IF he commits to sobriety, he has a long road ahead of him. Take a long hard look at what you're signing up for here. Read the sticky's at the top of this page, and read these posts. There are red flags all over this thing. You're ex cheated, well the A cheats as well...with their drug of choice. They will lie, manipulate, cajole etc to keep their addiction going. He already lied to you about working on his marriage. You don't know the truth behind their break up, it's likely she dealt with this as well.

What can you do to help him? You may not understand what I'm about to say, but stay on here and you will eventually. If you want to help him....get out of his way. Don't throw yourself into this situation, it doesn't help. If he wants sobriety, it's important that he do the work to get there. He needs to experience the consequences of his choices, don't step in to soften things.

Most importantly, take care of YOUR health. You don't want to bail on him...don't bail on you. Get to Alanon, and get educated about what you're up against. If you do choose to stay...you need to know what you're up against in life as you move forward.

I'm sorry if this sounds harsh, that's not my intention. But it doesn't help you to sugar coat this thing.

Florence 09-18-2013 01:20 PM


What can you do to help him? You may not understand what I'm about to say, but stay on here and you will eventually. If you want to help him....get out of his way. Don't throw yourself into this situation, it doesn't help. If he wants sobriety, it's important that he do the work to get there. He needs to experience the consequences of his choices, don't step in to soften things.
Agreed. You get out of his way and let him experience the consequences of his choices. If you don't want to experience the consequences of his choices, you need to get out of his way too. In my case that meant detaching, and later, calling it quits on the relationship. He is still experiencing consequences from his drinking, and I had to minimize the effects of his choices on myself and our children.

Read the stickies: http://www.soberrecovery.com/forums/...c-reading.html
And:
http://www.soberrecovery.com/forums/...-recovery.html

This one post was the most helpful to me when I first started this journey. I hope it helps you as well: http://www.soberrecovery.com/forums/...l-problem.html

honeypig 09-18-2013 01:57 PM

Michelle, I have to agree with all that is said here....

You say you see him with "a beer" but never drunk. Two things to be aware of here: One, he may be drinking more--A LOT MORE--than you know or see. It's very very common for A's to hide the extent of their drinking. Second, everyone can see and notice the loud, obnoxious, staggering, puking drunk. Pretty obvious. However, many of us here have A's who we never suspected drank alcoholically. They titrate their alcohol use so carefully and control their actions so tightly--it is possible for them to consume amazing amounts of alcohol and no one can tell unless they overshoot by accident.

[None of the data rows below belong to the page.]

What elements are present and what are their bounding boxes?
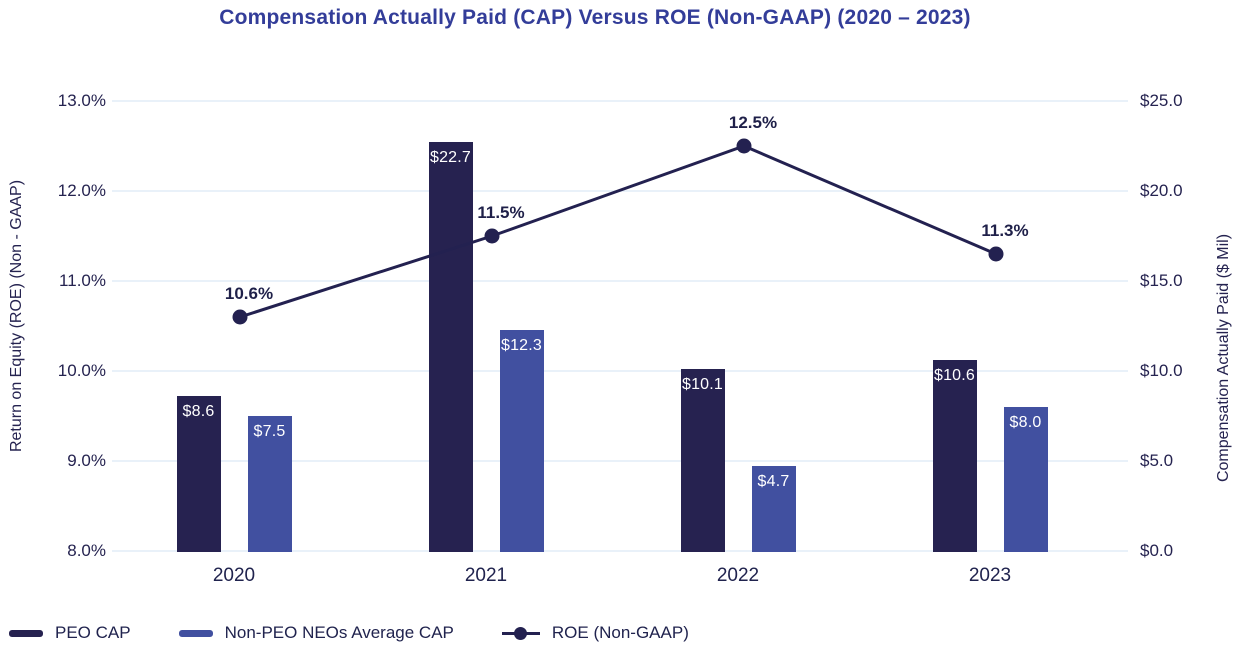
roe-point-label: 11.3% xyxy=(981,221,1029,240)
gridline xyxy=(112,100,1128,102)
left-axis-tick-label: 13.0% xyxy=(57,91,106,110)
legend-line-swatch xyxy=(501,626,540,640)
gridline xyxy=(112,550,1128,552)
gridline xyxy=(112,190,1128,192)
roe-line xyxy=(239,144,997,319)
bar-non-peo-cap-2023: $8.0 xyxy=(1003,407,1048,552)
bar-value-label: $10.6 xyxy=(933,367,976,385)
gridline xyxy=(112,370,1128,372)
bar-non-peo-cap-2021: $12.3 xyxy=(499,329,544,552)
bar-value-label: $22.7 xyxy=(429,149,472,167)
bar-value-label: $8.0 xyxy=(1009,414,1042,431)
legend-item-peo-cap: PEO CAP xyxy=(9,623,131,643)
bar-peo-cap-2020: $8.6 xyxy=(176,396,221,552)
roe-marker xyxy=(736,138,752,154)
left-axis-tick-label: 9.0% xyxy=(67,451,106,470)
x-axis-label-2023: 2023 xyxy=(968,565,1012,586)
roe-point-label: 11.5% xyxy=(477,203,525,222)
roe-marker xyxy=(232,309,248,325)
right-axis-tick-label: $15.0 xyxy=(1140,271,1183,290)
x-axis-label-2021: 2021 xyxy=(464,565,508,586)
right-axis-title: Compensation Actually Paid ($ Mil) xyxy=(1215,233,1232,483)
bar-value-label: $8.6 xyxy=(182,403,215,421)
roe-marker xyxy=(484,228,500,244)
legend-item-roe: ROE (Non-GAAP) xyxy=(501,623,689,643)
bar-non-peo-cap-2020: $7.5 xyxy=(247,416,292,552)
roe-marker xyxy=(988,246,1004,262)
bar-peo-cap-2022: $10.1 xyxy=(680,369,725,552)
roe-point-label: 10.6% xyxy=(224,284,274,303)
bar-peo-cap-2021: $22.7 xyxy=(428,142,473,552)
x-axis-label-2020: 2020 xyxy=(212,565,256,586)
bar-peo-cap-2023: $10.6 xyxy=(932,360,977,552)
legend-label: Non-PEO NEOs Average CAP xyxy=(224,623,454,642)
left-axis-tick-label: 12.0% xyxy=(57,181,106,200)
left-axis-tick-label: 10.0% xyxy=(57,361,106,380)
left-axis-tick-label: 8.0% xyxy=(67,541,106,560)
legend-item-non-peo-cap: Non-PEO NEOs Average CAP xyxy=(178,623,454,643)
bar-value-label: $10.1 xyxy=(681,376,724,394)
right-axis-tick-label: $25.0 xyxy=(1140,91,1183,110)
chart-legend: PEO CAP Non-PEO NEOs Average CAP ROE (Non-… xyxy=(9,623,689,643)
bar-value-label: $12.3 xyxy=(500,336,543,354)
x-axis-label-2022: 2022 xyxy=(716,565,760,586)
legend-label: PEO CAP xyxy=(55,623,131,642)
legend-bar-swatch xyxy=(178,629,213,637)
left-axis-tick-label: 11.0% xyxy=(59,271,106,290)
bar-value-label: $7.5 xyxy=(253,423,286,440)
bar-non-peo-cap-2022: $4.7 xyxy=(751,466,796,552)
roe-point-label: 12.5% xyxy=(728,113,778,132)
bar-value-label: $4.7 xyxy=(757,473,790,491)
chart-title: Compensation Actually Paid (CAP) Versus … xyxy=(219,6,971,29)
gridline xyxy=(112,280,1128,282)
legend-line-dot xyxy=(513,626,527,640)
right-axis-tick-label: $10.0 xyxy=(1140,361,1183,380)
legend-label: ROE (Non-GAAP) xyxy=(551,623,689,642)
right-axis-tick-label: $20.0 xyxy=(1140,181,1183,200)
right-axis-tick-label: $5.0 xyxy=(1140,451,1174,470)
gridline xyxy=(112,460,1128,462)
right-axis-tick-label: $0.0 xyxy=(1140,541,1174,560)
left-axis-title: Return on Equity (ROE) (Non - GAAP) xyxy=(8,179,25,453)
legend-bar-swatch xyxy=(9,629,43,637)
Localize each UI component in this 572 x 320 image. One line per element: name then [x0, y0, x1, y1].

He told you that he has been drinking more and more. You can see he is unable to quit w/o having physical symptoms. He has an unclear story of what happened in his previous marriage other than that it involves cheating.

He is showing you who he is right now. Do you want him exactly as he is? Not his potential, not who he could be, but the guy who cheated on his wife, the guy who has almost certainly been hiding his drinking from you, the guy who has a bad enough habit that he goes into withdrawal? Bear in mind that YOU cannot "love him into sobriety." Getting sober is something he must want and must do for himself.

Take some time, do some reading here. Educate yourself about alcoholism. Then decide if you still want to hop on the crazy train and experience for yourself the pain and betrayal that life with an active A will bring or if you'd rather disengage for now and see what happens later, when he can show you a year of good solid sobriety.